L'affaire a été appelée à l'audience du 16 mai 2024 (sous le numéro de RG 24/4358), à laquelle une caducité de la demande a été prononcée et rétractée d'office.

L'affaire a été rappelée à l'audience du 16 juillet 2024 (sous le numéro de RG 24/5012), à laquelle elle a été retenue.

La société SIN Capital, représentée par son conseil, a maintenu ses demandes telles que formulées dans son acte introductif d'instance et a sollicité en outre le rejet des demandes adverses.

Aux termes de son assignation et de ses observations orales, et en réponse à la fin de non-recevoir soulevée en défense, elle soutient que sa demande est recevable dans la mesure où elle produit l'intégralité de l'attestation notariée du 30 juin 2011 établissant sa qualité de propriétaire. Sur le fond, expose que le congé a été délivré conformément aux dispositions de la loi n°89-462 du 6 juillet 1989, et fait valoir qu'il n'y a pas lieu d'accorder de délais pour quitter les lieux à la locataire.
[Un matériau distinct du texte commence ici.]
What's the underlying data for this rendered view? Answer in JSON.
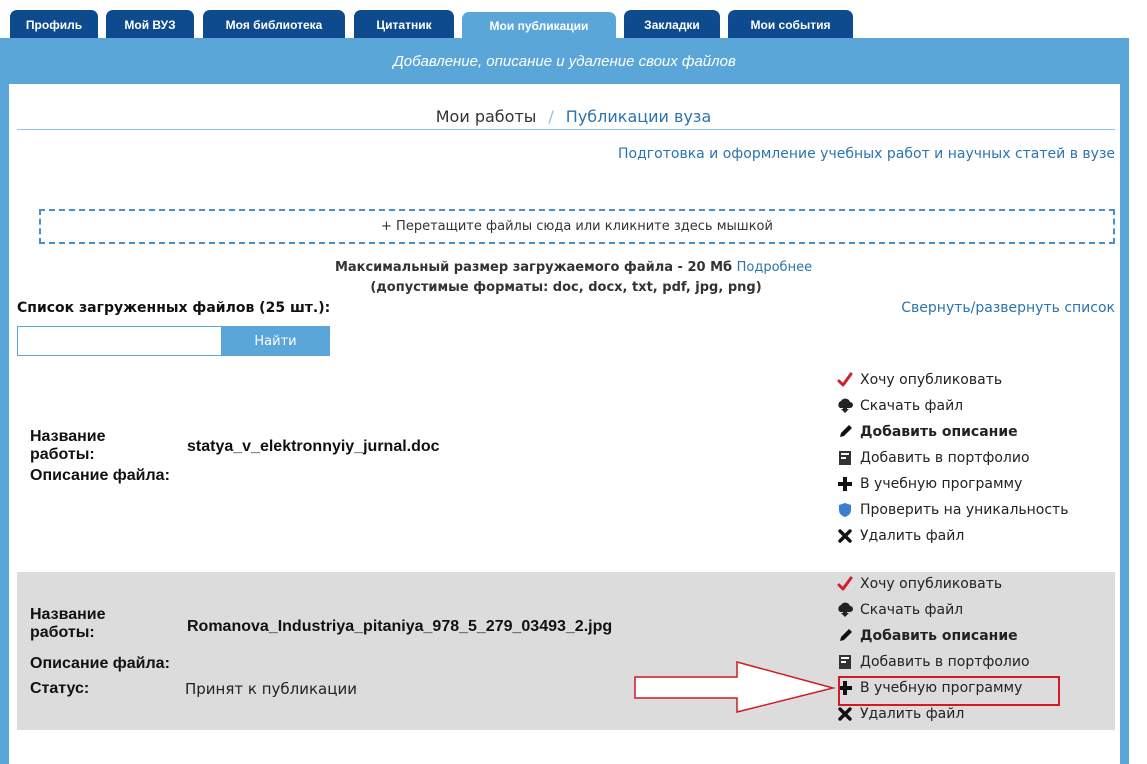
{
  "tabs": [
    {
      "label": "Профиль"
    },
    {
      "label": "Мой ВУЗ"
    },
    {
      "label": "Моя библиотека"
    },
    {
      "label": "Цитатник"
    },
    {
      "label": "Мои публикации"
    },
    {
      "label": "Закладки"
    },
    {
      "label": "Мои события"
    }
  ],
  "active_tab": "Мои публикации",
  "banner": "Добавление, описание и удаление своих файлов",
  "subnav": {
    "my_works": "Мои работы",
    "separator": "/",
    "university": "Публикации вуза"
  },
  "guide_link": "Подготовка и оформление учебных работ и научных статей в вузе",
  "dropzone": "+ Перетащите файлы сюда или кликните здесь мышкой",
  "max_size": {
    "text": "Максимальный размер загружаемого файла - 20 Мб",
    "more": "Подробнее"
  },
  "formats": "(допустимые форматы: doc, docx, txt, pdf, jpg, png)",
  "list_title": "Список загруженных файлов (25 шт.):",
  "collapse_link": "Свернуть/развернуть список",
  "search": {
    "placeholder": "",
    "button": "Найти"
  },
  "labels": {
    "title_1": "Название",
    "title_2": "работы:",
    "description": "Описание файла:",
    "status": "Статус:"
  },
  "records": [
    {
      "filename": "statya_v_elektronnyiy_jurnal.doc",
      "actions": [
        {
          "label": "Хочу опубликовать",
          "icon": "checkmark-icon"
        },
        {
          "label": "Скачать файл",
          "icon": "cloud-download-icon"
        },
        {
          "label": "Добавить описание",
          "icon": "pencil-icon"
        },
        {
          "label": "Добавить в портфолио",
          "icon": "portfolio-icon"
        },
        {
          "label": "В учебную программу",
          "icon": "plus-icon"
        },
        {
          "label": "Проверить на уникальность",
          "icon": "shield-icon"
        },
        {
          "label": "Удалить файл",
          "icon": "delete-x-icon"
        }
      ]
    },
    {
      "filename": "Romanova_Industriya_pitaniya_978_5_279_03493_2.jpg",
      "status": "Принят к публикации",
      "actions": [
        {
          "label": "Хочу опубликовать",
          "icon": "checkmark-icon"
        },
        {
          "label": "Скачать файл",
          "icon": "cloud-download-icon"
        },
        {
          "label": "Добавить описание",
          "icon": "pencil-icon"
        },
        {
          "label": "Добавить в портфолио",
          "icon": "portfolio-icon"
        },
        {
          "label": "В учебную программу",
          "icon": "plus-icon"
        },
        {
          "label": "Удалить файл",
          "icon": "delete-x-icon"
        }
      ]
    }
  ],
  "colors": {
    "tab": "#0d4a8e",
    "accent": "#5ba6d9",
    "link": "#2b74b0",
    "highlight": "#d01b24",
    "check": "#d0202a",
    "shield": "#3a7fd0"
  }
}
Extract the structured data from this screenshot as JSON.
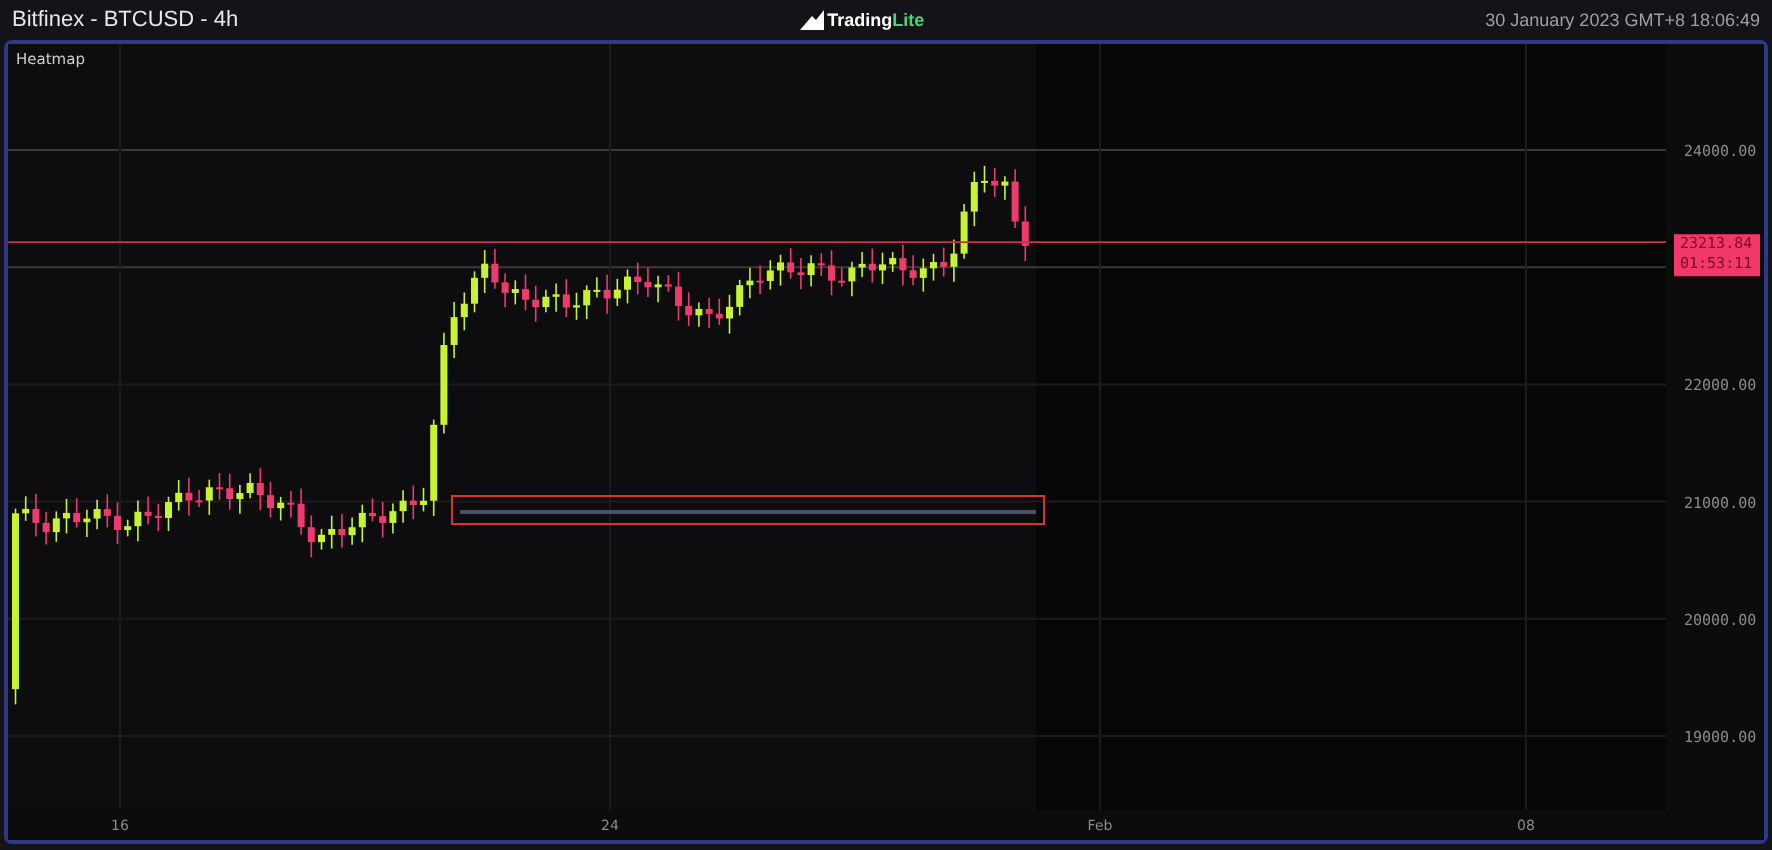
{
  "top_bar": {
    "title": "Bitfinex - BTCUSD - 4h",
    "logo": {
      "word_1": "Trading",
      "word_2": "Lite"
    },
    "datetime": "30 January 2023 GMT+8 18:06:49"
  },
  "chart": {
    "label": "Heatmap",
    "price_axis": [
      "24000.00",
      "22000.00",
      "21000.00",
      "20000.00",
      "19000.00"
    ],
    "time_axis": [
      "16",
      "24",
      "Feb",
      "08"
    ],
    "price_tag": {
      "price": "23213.84",
      "countdown": "01:53:11"
    }
  }
}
En réponse à la demande de dommages et intérêts formée à titre provisionnel par la partie adverse, elle estime que celle-ci n'apporte aucune preuve de l'indécence des lieux.

Décision du 04 septembre 2024
PCP JCP référé - N° RG 24/05012 - N° Portalis 352J-W-B7I-C44LU

Madame [M] [A], représentée par son conseil, a déposé des conclusions écrites, reprises par ses observations orales, aux termes desquelles elle demande :
- à titre principal de déclarer la société Sin Capital irrecevable en sa demande ;
- subsidiairement, de constater la nullité du congé pour vente et en conséquence de débouter la société SIN Capital de sa demande d'expulsion ;
- à titre encore subsidiaire, d'accorder à Madame [M] [A] un délai d'un an renouvelable avant de restituer les lieux ;
- à titre reconventionnel :
o de constater les différents critères d'indécence au sens de l'article 6 de la loi n° 89-462 et du décret n° 2022-120 affectant les lieux ;
o de constater qu'à défaut de respecter des critères de décence, la société Sin Capital ne peut se prévaloir de la résiliation du bail pour solliciter l'expulsion de Madame [M] [A] ;
o de constater qu'à défaut de respect des critères de décence malgré les alertes de sa preneuse, la société Sin capital a commis une faute susceptible d'engager sa responsabilité civile contractuelle ;
o de constater que le préjudice de jouissance de Madame [M] [A] est de 17 837 euros correspondant à 50% du loyer sur une période de 50 mois allant de mai 2020 à juillet 2024 ;
o en conséquence de débouter la société Sin Capital de sa demande d'expulsion pour non-respect des règles de décence ;
o de condamner la société Sin capital au paiement à Madame [M] [A] de la somme de 17 837 euros en réparation de son préjudice de jouissance ;
- en tout état de cause, condamner la société Sin Capital au paiement de la somme de 1800 euros au titre de l'article 700 du code de procédure civile.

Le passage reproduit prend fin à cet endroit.